Selon des statistiques OMS, 15% de la population mondiale est constituée de personnes en situation de handicap.

Environ 3 millions en Algérie sous toutes les formes. Quand il y a des accidents de la route, on ne s'intéresse qu'aux personnes décédées, et pas à celles qui sont blessées. On ne donne pas le nombre de blessés, encore moins d'atteintes importantes aux organes moiteurs.

Dans les  60 000 AVC qui touchent les Algériens chaque année, 1/3 des personnes atteintes en sortent avec des handicaps.

Quel environnement attend les paraplégiques des suites des accidents de la route? Il leur faudrait habiter au rez-de-chaussée des immeubles,  avoir un emploi adapté pour participer au  développement. C'est une atteinte aux droits de l'homme que de ne pas satisfaire les besoins d'un citoyen.

Si ces malades restent un an à l'hôpital, avec un environnement approprié, ils sont dépassés par l'environnement extérieur à l'hôpital. Une journée d'hôpital revient à  10 000 DA. Il s'agit d'un enjeu de santé publique.
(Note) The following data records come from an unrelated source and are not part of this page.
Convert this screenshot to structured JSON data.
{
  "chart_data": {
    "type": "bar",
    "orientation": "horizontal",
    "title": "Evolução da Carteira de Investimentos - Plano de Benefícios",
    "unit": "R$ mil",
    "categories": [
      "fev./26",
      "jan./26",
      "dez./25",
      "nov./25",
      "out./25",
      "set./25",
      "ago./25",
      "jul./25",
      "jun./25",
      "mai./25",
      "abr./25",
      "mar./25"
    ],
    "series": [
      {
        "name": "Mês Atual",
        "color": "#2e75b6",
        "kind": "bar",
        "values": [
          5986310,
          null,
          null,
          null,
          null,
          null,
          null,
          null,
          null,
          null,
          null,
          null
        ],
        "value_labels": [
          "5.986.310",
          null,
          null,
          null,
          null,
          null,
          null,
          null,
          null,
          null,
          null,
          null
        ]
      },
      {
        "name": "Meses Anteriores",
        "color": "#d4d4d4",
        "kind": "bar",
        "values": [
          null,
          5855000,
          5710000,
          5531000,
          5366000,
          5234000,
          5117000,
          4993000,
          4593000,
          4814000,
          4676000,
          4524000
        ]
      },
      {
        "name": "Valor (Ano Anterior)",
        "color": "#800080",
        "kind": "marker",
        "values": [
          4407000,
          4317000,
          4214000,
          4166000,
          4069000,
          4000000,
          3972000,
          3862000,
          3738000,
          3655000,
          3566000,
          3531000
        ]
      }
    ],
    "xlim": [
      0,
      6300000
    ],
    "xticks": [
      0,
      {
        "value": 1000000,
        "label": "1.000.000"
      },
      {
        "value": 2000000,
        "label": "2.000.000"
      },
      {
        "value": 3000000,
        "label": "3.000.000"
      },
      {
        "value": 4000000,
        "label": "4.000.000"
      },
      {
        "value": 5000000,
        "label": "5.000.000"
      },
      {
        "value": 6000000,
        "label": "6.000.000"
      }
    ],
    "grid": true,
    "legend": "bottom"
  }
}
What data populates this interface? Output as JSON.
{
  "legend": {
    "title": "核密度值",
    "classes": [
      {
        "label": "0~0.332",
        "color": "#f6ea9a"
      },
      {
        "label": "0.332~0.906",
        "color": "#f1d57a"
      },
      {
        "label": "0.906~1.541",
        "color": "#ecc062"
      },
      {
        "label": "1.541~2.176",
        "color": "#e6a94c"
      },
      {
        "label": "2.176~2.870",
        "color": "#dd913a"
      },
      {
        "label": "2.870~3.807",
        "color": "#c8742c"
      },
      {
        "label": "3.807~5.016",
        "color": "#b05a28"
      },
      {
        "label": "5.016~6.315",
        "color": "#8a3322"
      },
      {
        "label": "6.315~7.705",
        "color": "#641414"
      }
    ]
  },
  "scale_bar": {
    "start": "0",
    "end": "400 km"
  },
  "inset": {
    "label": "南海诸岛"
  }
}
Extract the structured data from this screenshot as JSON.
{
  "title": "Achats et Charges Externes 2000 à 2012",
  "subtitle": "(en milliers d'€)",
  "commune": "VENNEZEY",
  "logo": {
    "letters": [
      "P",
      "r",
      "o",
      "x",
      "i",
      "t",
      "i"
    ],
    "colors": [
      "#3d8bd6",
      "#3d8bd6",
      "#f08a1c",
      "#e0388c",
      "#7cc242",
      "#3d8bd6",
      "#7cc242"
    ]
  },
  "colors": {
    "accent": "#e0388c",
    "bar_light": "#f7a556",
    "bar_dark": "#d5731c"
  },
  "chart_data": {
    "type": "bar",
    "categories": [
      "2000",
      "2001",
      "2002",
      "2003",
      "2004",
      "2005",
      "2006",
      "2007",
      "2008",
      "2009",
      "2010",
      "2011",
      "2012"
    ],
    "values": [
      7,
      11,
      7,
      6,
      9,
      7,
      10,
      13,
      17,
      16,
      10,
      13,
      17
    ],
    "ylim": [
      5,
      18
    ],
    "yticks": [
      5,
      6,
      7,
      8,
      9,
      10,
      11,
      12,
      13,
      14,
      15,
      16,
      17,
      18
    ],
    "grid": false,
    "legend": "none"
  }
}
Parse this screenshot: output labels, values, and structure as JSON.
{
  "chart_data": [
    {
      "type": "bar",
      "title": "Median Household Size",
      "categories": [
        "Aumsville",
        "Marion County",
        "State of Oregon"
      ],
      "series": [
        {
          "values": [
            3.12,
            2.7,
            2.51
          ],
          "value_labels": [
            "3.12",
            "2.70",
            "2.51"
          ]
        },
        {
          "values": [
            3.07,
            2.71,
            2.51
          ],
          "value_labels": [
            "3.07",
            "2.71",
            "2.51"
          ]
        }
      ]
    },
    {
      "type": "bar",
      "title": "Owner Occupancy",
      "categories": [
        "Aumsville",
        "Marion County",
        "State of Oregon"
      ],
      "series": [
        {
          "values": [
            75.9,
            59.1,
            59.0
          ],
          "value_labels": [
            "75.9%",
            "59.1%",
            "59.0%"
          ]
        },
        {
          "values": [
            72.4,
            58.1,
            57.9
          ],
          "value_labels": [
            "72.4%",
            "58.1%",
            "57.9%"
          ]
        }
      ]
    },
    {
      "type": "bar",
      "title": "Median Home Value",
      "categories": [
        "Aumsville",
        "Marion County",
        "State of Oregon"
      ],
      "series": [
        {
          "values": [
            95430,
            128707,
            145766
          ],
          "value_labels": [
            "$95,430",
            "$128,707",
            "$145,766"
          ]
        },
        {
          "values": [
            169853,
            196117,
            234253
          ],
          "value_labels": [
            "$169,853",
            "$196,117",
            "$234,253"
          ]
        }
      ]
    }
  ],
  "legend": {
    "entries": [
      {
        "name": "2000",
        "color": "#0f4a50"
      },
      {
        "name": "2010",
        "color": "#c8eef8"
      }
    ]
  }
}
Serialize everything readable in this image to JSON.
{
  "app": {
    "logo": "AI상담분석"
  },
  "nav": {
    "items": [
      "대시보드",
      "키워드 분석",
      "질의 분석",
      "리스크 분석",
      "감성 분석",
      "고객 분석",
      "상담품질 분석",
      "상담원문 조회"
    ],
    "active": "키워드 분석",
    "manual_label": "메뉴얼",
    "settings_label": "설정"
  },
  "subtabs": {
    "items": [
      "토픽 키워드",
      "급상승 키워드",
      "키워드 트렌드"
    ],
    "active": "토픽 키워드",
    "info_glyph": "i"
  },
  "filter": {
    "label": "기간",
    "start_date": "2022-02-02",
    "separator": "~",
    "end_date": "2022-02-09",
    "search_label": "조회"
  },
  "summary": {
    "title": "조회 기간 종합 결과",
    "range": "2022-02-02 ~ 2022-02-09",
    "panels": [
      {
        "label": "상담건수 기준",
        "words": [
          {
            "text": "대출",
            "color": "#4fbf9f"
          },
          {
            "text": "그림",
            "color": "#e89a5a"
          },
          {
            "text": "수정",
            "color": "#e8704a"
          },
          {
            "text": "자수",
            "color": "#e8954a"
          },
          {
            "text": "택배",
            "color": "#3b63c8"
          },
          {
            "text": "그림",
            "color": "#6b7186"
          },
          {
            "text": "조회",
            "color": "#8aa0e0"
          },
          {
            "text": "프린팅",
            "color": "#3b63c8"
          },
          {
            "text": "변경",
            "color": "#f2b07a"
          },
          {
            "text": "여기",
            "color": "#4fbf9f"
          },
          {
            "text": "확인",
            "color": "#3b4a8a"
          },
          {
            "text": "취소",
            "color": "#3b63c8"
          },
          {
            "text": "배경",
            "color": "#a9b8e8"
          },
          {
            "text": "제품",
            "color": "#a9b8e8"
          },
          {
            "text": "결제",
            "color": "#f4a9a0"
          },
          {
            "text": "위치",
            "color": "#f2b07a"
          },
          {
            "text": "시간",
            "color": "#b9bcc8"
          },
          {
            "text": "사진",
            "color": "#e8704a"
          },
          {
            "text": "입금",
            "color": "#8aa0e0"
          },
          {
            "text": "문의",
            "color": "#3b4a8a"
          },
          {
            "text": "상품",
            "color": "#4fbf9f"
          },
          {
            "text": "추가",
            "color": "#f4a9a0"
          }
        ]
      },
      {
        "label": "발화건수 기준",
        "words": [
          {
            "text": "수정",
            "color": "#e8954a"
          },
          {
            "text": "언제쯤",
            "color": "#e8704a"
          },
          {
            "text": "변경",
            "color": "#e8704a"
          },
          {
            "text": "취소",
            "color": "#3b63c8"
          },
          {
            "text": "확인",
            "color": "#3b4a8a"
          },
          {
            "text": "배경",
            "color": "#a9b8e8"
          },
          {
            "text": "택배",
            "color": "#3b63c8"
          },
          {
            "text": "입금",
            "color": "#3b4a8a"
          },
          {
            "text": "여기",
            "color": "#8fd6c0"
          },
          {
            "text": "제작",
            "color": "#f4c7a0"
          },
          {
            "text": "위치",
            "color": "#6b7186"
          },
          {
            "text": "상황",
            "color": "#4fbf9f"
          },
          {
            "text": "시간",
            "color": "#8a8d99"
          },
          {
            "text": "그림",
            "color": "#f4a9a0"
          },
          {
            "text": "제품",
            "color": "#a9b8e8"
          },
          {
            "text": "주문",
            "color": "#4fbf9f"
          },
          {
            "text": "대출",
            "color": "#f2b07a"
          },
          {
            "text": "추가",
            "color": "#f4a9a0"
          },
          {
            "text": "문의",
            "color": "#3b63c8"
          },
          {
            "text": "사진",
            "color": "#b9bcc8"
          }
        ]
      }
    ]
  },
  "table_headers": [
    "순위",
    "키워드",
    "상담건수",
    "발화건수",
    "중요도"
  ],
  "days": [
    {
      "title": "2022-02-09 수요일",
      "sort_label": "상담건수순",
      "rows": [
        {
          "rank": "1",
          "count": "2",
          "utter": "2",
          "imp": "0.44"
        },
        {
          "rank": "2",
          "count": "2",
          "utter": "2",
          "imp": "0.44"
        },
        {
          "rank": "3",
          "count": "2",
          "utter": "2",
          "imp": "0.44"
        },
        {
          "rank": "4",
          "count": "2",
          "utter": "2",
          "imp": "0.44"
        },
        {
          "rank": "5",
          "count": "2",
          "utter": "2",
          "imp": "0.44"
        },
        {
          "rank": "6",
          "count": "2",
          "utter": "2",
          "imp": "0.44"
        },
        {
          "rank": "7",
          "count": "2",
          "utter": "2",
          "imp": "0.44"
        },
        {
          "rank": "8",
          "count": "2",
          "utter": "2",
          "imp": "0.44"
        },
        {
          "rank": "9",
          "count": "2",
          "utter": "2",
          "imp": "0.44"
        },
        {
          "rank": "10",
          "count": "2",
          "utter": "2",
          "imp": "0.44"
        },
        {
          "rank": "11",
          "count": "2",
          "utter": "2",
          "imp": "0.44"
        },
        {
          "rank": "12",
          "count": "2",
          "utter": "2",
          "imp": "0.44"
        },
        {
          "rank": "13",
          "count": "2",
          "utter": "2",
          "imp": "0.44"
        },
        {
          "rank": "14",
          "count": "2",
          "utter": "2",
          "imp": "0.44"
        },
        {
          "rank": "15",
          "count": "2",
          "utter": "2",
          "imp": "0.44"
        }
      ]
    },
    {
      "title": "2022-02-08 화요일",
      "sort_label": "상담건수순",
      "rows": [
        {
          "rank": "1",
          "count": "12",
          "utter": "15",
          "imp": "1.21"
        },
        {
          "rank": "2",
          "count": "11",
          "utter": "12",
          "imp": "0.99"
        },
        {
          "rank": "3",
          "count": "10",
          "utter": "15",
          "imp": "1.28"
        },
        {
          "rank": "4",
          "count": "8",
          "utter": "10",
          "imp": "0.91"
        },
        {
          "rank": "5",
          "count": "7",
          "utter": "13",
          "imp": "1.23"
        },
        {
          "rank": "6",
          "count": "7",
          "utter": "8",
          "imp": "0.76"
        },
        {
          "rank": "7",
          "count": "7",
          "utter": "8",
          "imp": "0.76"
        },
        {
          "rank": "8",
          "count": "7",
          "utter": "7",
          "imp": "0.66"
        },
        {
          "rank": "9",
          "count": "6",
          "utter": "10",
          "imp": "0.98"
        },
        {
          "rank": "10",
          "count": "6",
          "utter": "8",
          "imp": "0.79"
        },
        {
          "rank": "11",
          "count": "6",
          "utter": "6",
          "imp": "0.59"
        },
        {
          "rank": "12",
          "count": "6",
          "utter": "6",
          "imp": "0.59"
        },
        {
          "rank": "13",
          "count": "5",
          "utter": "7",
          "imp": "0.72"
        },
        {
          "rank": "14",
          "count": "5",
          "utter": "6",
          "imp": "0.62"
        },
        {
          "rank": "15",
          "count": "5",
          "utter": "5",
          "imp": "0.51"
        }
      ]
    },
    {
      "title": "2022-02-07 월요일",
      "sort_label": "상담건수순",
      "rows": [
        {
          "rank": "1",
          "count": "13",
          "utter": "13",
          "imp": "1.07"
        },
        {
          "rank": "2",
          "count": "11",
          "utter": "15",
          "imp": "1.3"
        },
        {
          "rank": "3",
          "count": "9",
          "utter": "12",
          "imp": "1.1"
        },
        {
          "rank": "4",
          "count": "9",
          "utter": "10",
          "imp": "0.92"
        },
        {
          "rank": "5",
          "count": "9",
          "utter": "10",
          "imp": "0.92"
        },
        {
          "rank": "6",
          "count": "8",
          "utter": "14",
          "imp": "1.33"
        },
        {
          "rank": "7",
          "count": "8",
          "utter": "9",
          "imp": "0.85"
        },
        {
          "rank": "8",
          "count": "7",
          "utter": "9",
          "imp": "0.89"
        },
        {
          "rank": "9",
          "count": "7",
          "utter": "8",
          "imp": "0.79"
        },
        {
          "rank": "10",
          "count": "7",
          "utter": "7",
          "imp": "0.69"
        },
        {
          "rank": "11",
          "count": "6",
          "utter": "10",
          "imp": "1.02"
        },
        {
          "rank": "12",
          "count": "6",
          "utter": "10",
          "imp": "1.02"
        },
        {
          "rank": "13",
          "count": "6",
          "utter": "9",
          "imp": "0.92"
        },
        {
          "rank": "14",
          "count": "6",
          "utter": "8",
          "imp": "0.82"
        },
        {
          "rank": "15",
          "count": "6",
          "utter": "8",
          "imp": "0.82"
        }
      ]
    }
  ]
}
Il y a des patients qui sont restés dix années à l'hôpital et qui ne veulent plus en sortir car parfois, ils sont complètement oubliés par leurs parents.

Le Pr Ahras rappelle que c'était le 14/03/ 1981 lors d'un séminaire de trois jours qu'ont été votées en Algérie des résolutions «révolutionnaires» pour l'époque, pour définir les moyens d'une prise en charge des handicapés. Nous avions pris, en terme de textes  une avance de quarante ans.

Nous avons fait un progrès immense en termes de formation. 1 seul médecin «réadapteur» durant les années 60/70, nous avons lancé des formations en la matière et nous avons formé un millier de spécialistes. Nous disposons actuellement de 120 formateurs entre professeurs, chercheurs ...

Chaque année sur 151 candidats à la formation seuls 27 réussissent en première session, les autres tentant leur chance en deuxième session. 40 à 45 spécialistes sont formés par an avec une formation de haut niveau. Nombre de spécialistes sont affectés à l'intérieur du pays mais reviennent vite car on ne leur a pas donné les moyens qu'il faut. Ils n'y faisaient que de la consultation.

Un directeur d'hôpital a même demandé à un couple de spécialistes pourquoi ils continuaient à venir puisqu'ils sont payés tout de même. Le professeur des patients évalue le nombre de centres à ouvrir à 6, en faire des centres régionaux. En leur absence, plus de 60%  des patients ne reviennent  pas pour continuer leur traitement. Nos spécialistes à l'intérieur du pays sont sur le terrain mais sans armes.